神経生理学の基礎

まとめ

本解説文では神経科学の理解の基礎となる 「神経細胞の構造とはたらき」について猛ダッシュで説明した。 分かりにくいところもあったと思うが、 膜電位・伝導・伝達の説明をひとまとめに終わらせようとした無茶の結果である。 申し訳ない。

ここで扱った内容は、 運動・感覚機能や高次認知機能などのより発展的な神経科学を学習するうえで、 すべての基礎になるものだ。 基礎をお座なりにすると、 あとで信じられない勘違いをしたり、 他人としゃべっているときにとんでもない赤っ恥をかくはめになったりする。 もしも十分に理解できなかった部分があったら、 納得のできるまで、 本解説文や他のすばらしい成書の数々と向き合って勉強してもらいたい。

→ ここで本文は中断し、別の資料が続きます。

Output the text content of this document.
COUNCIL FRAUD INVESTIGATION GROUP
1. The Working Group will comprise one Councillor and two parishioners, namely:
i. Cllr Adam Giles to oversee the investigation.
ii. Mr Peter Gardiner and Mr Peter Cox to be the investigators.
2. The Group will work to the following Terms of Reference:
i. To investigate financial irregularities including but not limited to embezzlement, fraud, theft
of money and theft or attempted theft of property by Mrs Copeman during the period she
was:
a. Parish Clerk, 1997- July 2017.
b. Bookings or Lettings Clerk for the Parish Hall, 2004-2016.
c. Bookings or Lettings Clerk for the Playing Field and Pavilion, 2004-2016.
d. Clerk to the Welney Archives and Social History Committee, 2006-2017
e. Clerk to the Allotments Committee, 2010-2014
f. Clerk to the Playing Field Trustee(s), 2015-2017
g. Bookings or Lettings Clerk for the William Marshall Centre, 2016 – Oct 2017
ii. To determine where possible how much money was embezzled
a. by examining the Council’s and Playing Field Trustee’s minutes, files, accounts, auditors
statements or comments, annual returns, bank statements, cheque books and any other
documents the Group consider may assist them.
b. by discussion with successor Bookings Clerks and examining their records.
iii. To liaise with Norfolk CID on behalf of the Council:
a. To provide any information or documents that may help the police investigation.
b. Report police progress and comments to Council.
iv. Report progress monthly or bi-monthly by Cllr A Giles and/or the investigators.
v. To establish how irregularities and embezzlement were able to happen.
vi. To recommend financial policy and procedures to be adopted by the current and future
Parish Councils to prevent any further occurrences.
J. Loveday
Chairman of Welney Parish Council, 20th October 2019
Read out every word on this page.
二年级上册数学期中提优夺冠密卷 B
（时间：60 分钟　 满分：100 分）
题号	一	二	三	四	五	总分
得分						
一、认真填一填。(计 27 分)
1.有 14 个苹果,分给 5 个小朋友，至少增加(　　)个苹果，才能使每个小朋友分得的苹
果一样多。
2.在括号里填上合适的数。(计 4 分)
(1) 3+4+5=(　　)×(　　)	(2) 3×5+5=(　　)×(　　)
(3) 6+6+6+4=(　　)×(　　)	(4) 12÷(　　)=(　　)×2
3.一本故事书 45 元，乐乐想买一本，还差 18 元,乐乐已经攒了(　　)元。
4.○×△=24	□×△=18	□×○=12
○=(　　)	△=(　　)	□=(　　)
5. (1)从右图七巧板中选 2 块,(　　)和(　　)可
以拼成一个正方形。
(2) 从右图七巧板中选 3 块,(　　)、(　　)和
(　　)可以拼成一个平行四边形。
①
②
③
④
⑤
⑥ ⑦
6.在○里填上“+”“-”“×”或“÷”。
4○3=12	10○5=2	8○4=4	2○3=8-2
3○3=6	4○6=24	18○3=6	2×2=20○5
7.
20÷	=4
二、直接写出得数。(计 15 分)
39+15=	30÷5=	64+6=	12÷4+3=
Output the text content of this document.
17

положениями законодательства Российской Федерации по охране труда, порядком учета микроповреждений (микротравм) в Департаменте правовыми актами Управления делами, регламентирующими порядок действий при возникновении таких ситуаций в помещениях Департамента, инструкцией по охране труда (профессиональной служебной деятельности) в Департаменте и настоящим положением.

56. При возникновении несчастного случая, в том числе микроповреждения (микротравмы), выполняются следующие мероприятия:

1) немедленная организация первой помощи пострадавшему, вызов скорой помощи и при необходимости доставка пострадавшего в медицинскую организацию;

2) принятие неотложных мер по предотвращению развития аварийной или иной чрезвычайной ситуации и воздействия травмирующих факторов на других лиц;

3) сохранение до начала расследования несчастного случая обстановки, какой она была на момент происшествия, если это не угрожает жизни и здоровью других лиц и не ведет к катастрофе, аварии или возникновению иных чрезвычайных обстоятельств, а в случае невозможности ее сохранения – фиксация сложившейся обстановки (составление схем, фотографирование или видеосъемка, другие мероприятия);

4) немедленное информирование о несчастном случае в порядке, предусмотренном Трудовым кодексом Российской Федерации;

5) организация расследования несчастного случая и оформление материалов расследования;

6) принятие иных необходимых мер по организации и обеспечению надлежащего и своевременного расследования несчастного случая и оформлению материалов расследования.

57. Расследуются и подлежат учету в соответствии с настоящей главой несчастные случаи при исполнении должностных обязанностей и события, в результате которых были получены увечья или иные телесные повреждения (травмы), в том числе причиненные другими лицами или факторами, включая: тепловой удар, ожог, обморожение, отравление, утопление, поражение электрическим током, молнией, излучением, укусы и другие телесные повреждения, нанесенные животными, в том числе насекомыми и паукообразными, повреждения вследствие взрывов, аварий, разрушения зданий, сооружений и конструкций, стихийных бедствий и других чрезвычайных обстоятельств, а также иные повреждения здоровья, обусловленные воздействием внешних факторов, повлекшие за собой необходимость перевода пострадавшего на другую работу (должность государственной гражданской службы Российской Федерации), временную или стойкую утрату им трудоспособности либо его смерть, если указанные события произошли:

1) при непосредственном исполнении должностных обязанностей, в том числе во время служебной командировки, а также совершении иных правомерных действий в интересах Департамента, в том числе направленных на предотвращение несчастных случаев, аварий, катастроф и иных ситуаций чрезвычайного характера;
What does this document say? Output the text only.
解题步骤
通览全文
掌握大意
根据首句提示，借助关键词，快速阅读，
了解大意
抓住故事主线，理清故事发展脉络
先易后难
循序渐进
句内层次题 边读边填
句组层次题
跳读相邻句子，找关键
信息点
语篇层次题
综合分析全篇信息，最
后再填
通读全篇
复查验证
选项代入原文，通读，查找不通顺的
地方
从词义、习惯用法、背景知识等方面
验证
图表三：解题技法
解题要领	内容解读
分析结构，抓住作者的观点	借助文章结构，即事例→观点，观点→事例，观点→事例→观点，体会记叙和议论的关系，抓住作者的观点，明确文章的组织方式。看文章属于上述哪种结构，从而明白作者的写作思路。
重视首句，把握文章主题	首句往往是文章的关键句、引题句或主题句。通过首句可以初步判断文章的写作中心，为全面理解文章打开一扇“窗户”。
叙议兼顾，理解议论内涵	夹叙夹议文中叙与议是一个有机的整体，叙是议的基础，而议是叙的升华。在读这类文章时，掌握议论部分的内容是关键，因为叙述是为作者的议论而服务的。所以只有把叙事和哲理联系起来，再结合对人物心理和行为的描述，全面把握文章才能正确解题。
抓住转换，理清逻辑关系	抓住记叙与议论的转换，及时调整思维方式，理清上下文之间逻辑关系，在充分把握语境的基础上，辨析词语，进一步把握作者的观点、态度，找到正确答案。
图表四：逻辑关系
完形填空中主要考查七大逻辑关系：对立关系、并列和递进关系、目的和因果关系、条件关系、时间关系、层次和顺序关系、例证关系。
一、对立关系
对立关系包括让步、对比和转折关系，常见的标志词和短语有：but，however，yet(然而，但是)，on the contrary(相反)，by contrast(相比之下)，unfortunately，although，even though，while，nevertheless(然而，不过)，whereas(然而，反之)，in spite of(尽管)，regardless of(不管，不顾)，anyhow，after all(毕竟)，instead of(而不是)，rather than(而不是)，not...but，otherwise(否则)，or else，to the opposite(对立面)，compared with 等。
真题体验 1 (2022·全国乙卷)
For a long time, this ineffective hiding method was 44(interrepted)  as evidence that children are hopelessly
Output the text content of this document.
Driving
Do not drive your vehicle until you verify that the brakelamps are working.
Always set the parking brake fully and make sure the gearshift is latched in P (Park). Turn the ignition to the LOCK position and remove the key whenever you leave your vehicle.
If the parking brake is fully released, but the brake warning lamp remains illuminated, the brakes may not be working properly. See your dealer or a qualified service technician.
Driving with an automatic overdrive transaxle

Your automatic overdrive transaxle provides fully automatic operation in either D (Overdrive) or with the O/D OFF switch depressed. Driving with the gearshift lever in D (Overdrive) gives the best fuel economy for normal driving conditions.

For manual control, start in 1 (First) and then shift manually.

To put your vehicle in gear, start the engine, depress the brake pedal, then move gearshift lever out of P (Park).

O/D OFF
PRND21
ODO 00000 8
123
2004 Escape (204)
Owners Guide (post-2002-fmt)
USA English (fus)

しかし一方で、 そんな神経科学の基礎の基礎といえども、 本文章で説明した内容を詳細まで踏み込んで網羅するのは相当に難しい。 少なくとも筆者には、 神経科学の初学者でも読め、 かつ必要十分な内容をカバーした解説をまとめるのは力不足で、 そこここに取りこぼしを残してしまった。 とくに伝達におけるシナプス前・後過程については、 最後まで執筆に苦しんだ。 結局、延々と悩んでは書き直しているうちに、 本文章の公開が何年も遅れてしまった。 最終的にはかなりの内容を省略しつつ、 自分としては不完全燃焼ながら無理やり公開に漕ぎ着けたかたちである。 だからシナプス伝達の分子薬理動態に関しては、 また別文章で改めて解説する機会をもちたい。 しかし読者のみなさんにおかれては、 そんないつ公開されるかわからない解説文を待たずとも、 興味をもった部分はどんどん自分で調べてみていただければ、と思う。

本文章では、分子というもっともミクロのレベルから神経系を切り崩しはじめ、 最終的には単一細胞の機能、そして細胞同士の相互作用のレベルまでたどり着いた。 これと対になる神経科学の基礎として、 次回は神経解剖学の基礎解説を予定している。 そこでは神経系を解剖学というマクロのレベルからはじめて分類し、 だんだんと小さな視点へと狭めていくことで、 神経系全体を概観する。 これら2つのアプローチから、 神経科学を学習するうえで不可欠なミクロ・マクロ双方の基礎知識を身につけてもらうのが、 本解説文における筆者の第一目標である。